Back in May, I planted 2 rows of spaghetti squash and 3 of butternut, expecting not every seed to thrive. The Boy had 5 birdhouse gourds planted around his tee-pee, where they could climb the posts and the string wound between them. He also planted 2 giant pumpkins. We had 2 volunteer something-or-others that could have been melons or squash based on how they looked back when we were planting.
Everything has survived. I had to thin my winter squashes down to 2 spaghetti and 3 butternut plants total, since every seed I'd planted had sprouted. I had to spend about an hour today untangling the 5 squashes, and intervening in their attacks on marigolds, nasturtiums, the 2 zucchini plants, all the tomatoes, and the cucumbers across the aisle in the next bed. The birdhouse gourds were spreading out rather than up, so had to be trained up. The pumpkins know no borders, and had spread into the grass. The 2 volunteers whatevers have been identified as yellow squash (also called crookneck) They are attaching to mulch, birdhouse gourds, popcorn cornstalks, and anything that doesn't move fast enough to escape.
Oh. I forgot. A volunteer squash has devoured the compost heap.
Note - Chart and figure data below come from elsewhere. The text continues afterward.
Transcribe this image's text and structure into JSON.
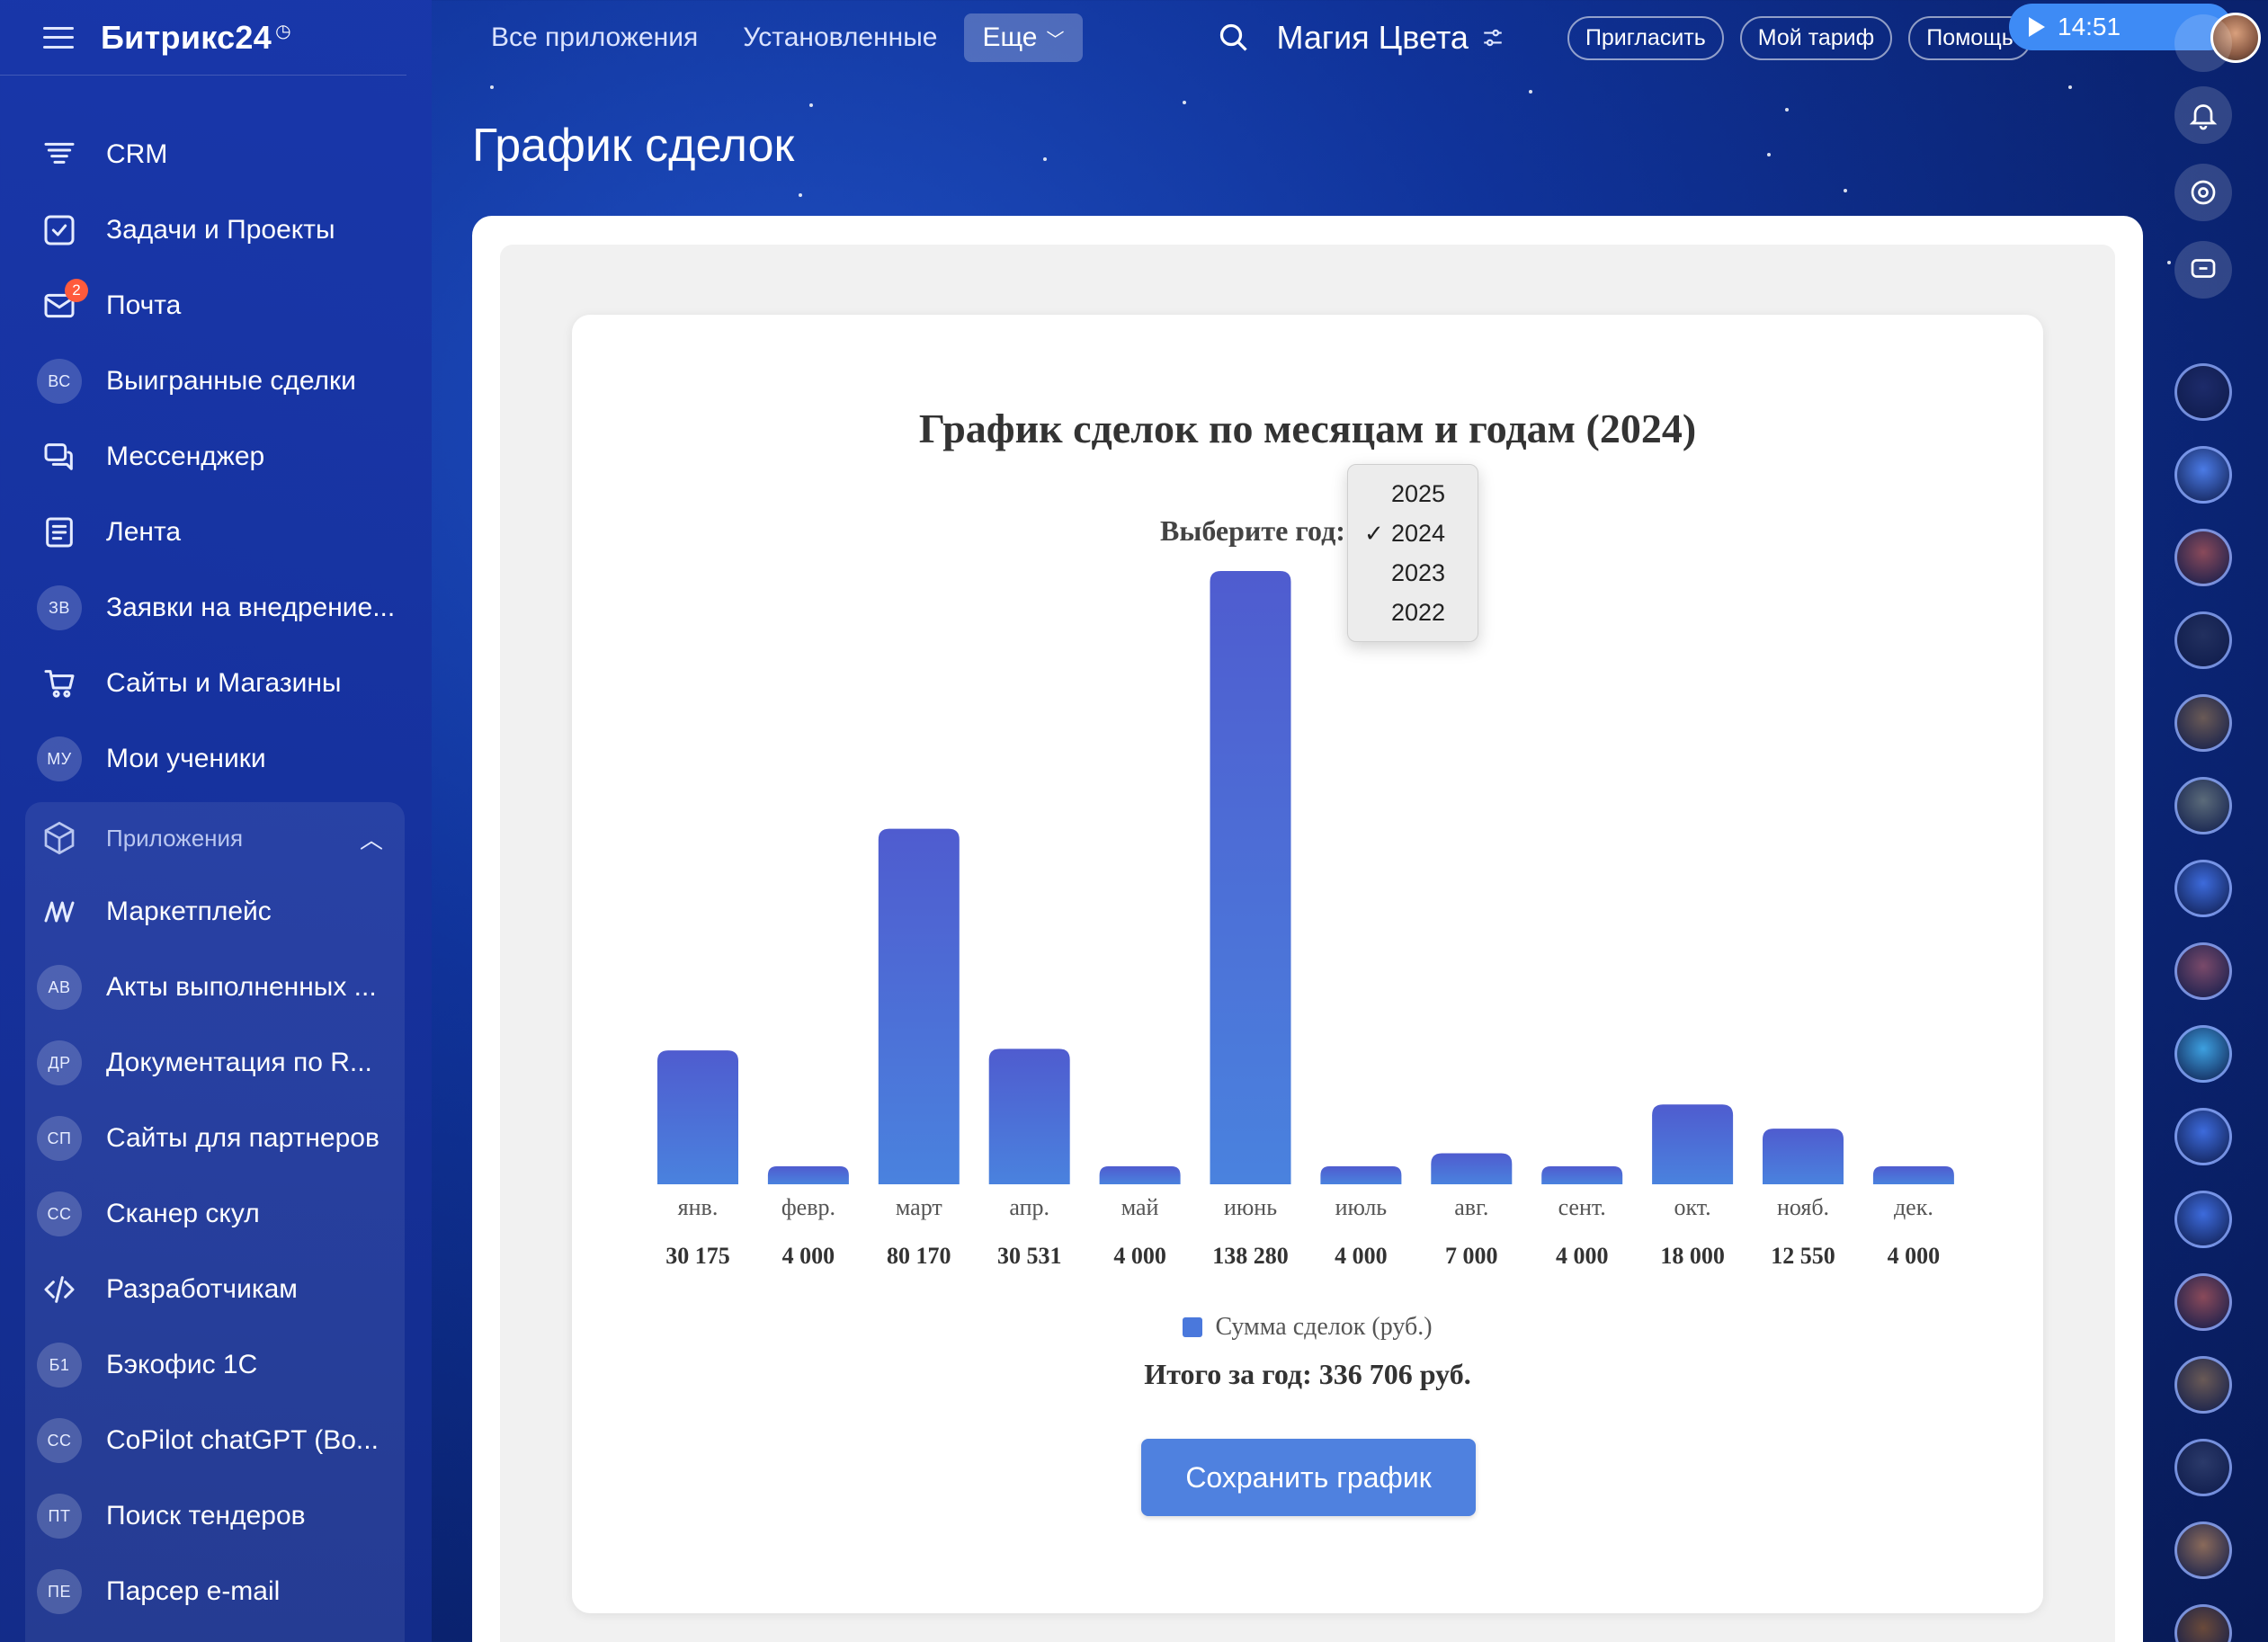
{
  "app": {
    "logo": "Битрикс24",
    "company": "Магия Цвета"
  },
  "topbar": {
    "tabs": [
      "Все приложения",
      "Установленные"
    ],
    "more_label": "Еще",
    "pills": [
      "Пригласить",
      "Мой тариф",
      "Помощь"
    ],
    "time": "14:51"
  },
  "sidebar": {
    "items": [
      {
        "label": "CRM",
        "icon": "crm-filter-icon"
      },
      {
        "label": "Задачи и Проекты",
        "icon": "tasks-check-icon"
      },
      {
        "label": "Почта",
        "icon": "mail-icon",
        "badge": "2"
      },
      {
        "label": "Выигранные сделки",
        "abbr": "ВС"
      },
      {
        "label": "Мессенджер",
        "icon": "messenger-icon"
      },
      {
        "label": "Лента",
        "icon": "feed-icon"
      },
      {
        "label": "Заявки на внедрение...",
        "abbr": "ЗВ"
      },
      {
        "label": "Сайты и Магазины",
        "icon": "cart-icon"
      },
      {
        "label": "Мои ученики",
        "abbr": "МУ"
      }
    ],
    "apps_header": "Приложения",
    "apps": [
      {
        "label": "Маркетплейс",
        "icon": "marketplace-icon"
      },
      {
        "label": "Акты выполненных ...",
        "abbr": "АВ"
      },
      {
        "label": "Документация по R...",
        "abbr": "ДР"
      },
      {
        "label": "Сайты для партнеров",
        "abbr": "СП"
      },
      {
        "label": "Сканер скул",
        "abbr": "СС"
      },
      {
        "label": "Разработчикам",
        "icon": "code-icon"
      },
      {
        "label": "Бэкофис 1С",
        "abbr": "Б1"
      },
      {
        "label": "CoPilot chatGPT (Bo...",
        "abbr": "CC"
      },
      {
        "label": "Поиск тендеров",
        "abbr": "ПТ"
      },
      {
        "label": "Парсер e-mail",
        "abbr": "ПЕ"
      }
    ]
  },
  "page": {
    "title": "График сделок"
  },
  "chart": {
    "year_label": "Выберите год:",
    "year_options": [
      "2025",
      "2024",
      "2023",
      "2022"
    ],
    "selected_year": "2024",
    "save_label": "Сохранить график",
    "total": "Итого за год: 336 706 руб.",
    "bar_color": "#4a6fd8"
  },
  "chart_data": {
    "type": "bar",
    "title": "График сделок по месяцам и годам (2024)",
    "categories": [
      "янв.",
      "февр.",
      "март",
      "апр.",
      "май",
      "июнь",
      "июль",
      "авг.",
      "сент.",
      "окт.",
      "нояб.",
      "дек."
    ],
    "series": [
      {
        "name": "Сумма сделок (руб.)",
        "values": [
          30175,
          4000,
          80170,
          30531,
          4000,
          138280,
          4000,
          7000,
          4000,
          18000,
          12550,
          4000
        ]
      }
    ],
    "value_labels": [
      "30 175",
      "4 000",
      "80 170",
      "30 531",
      "4 000",
      "138 280",
      "4 000",
      "7 000",
      "4 000",
      "18 000",
      "12 550",
      "4 000"
    ],
    "ylim": [
      0,
      138280
    ],
    "grid": false,
    "legend": "bottom"
  }
}
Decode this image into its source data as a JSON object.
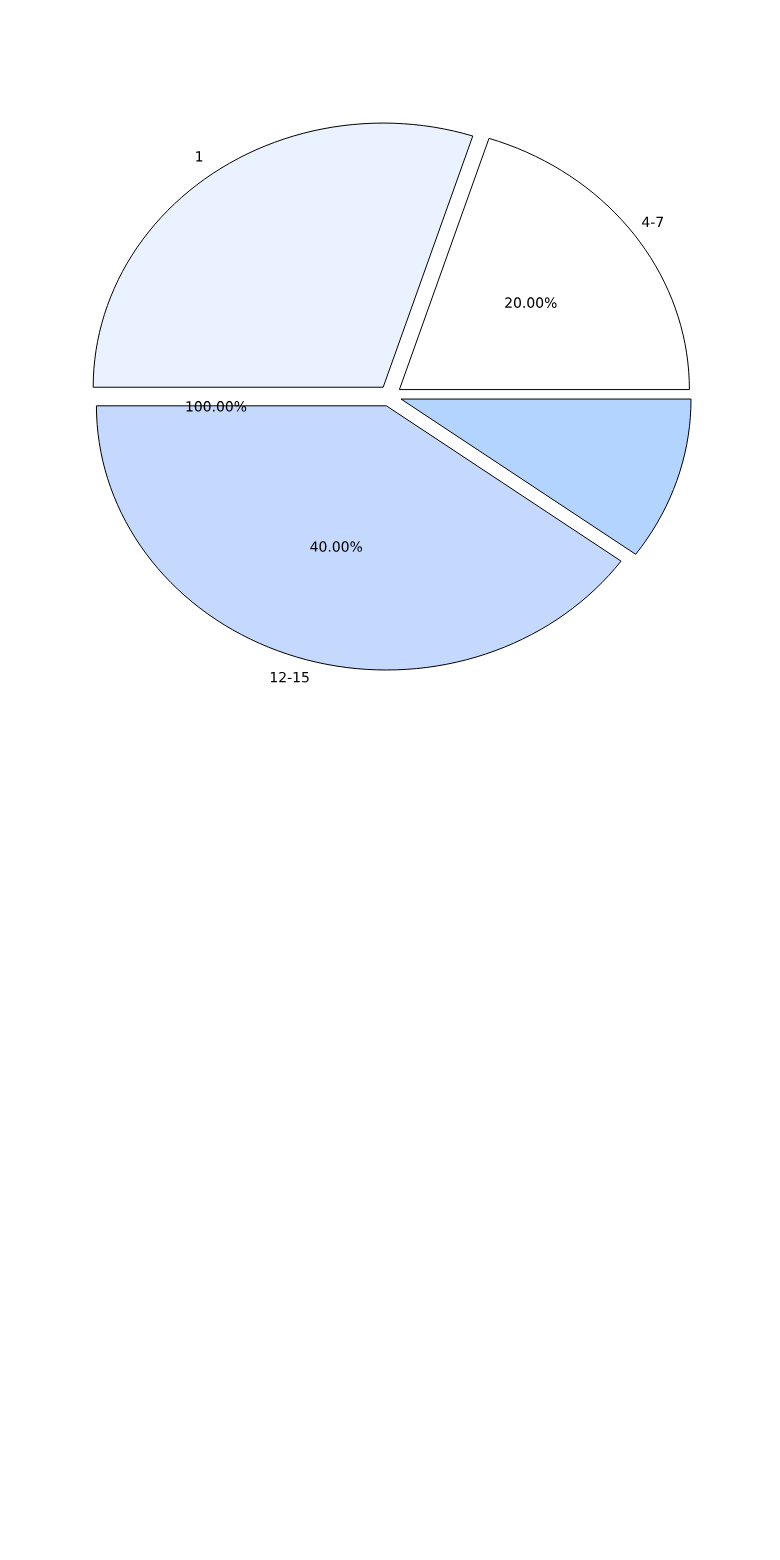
{
  "chart_data": {
    "type": "pie",
    "categories": [
      "4-7",
      null,
      "12-15",
      "1"
    ],
    "values": [
      20,
      10,
      40,
      30
    ],
    "colors": [
      "#ffffff",
      "#b3d4ff",
      "#c5d9ff",
      "#eaf1ff"
    ],
    "value_labels": [
      "20.00%",
      null,
      "40.00%",
      null
    ],
    "annotations": [
      "100.00%"
    ]
  }
}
In the meantime, I have about 80 pounds of zucchini that must be eaten or stored. I am gonna be able to get the guys to eat the zucchini if I make it Parmesan, along with some kind of meat. Venison and Zucchini Parmesan? But that is only gonna go so far. I intended to make a huge batch of ratatouille to freeze...except for one small problem. While my tomato plants are now taller than me, are growing thickly enough that they are great shade, and have tons of fruit ripening... they are not ripe yet. So, I'll have to either try to save the zukes for another week and gamble that I'll have enough tomatoes to make ratatouille... Or I'm gonna have to buy some. Sigh.
On the plus side, I saw fresh zukes at the grocery store selling at $1.99 a pound! Take that! Never mind that I would never choose to buy 80 pounds of zucchini.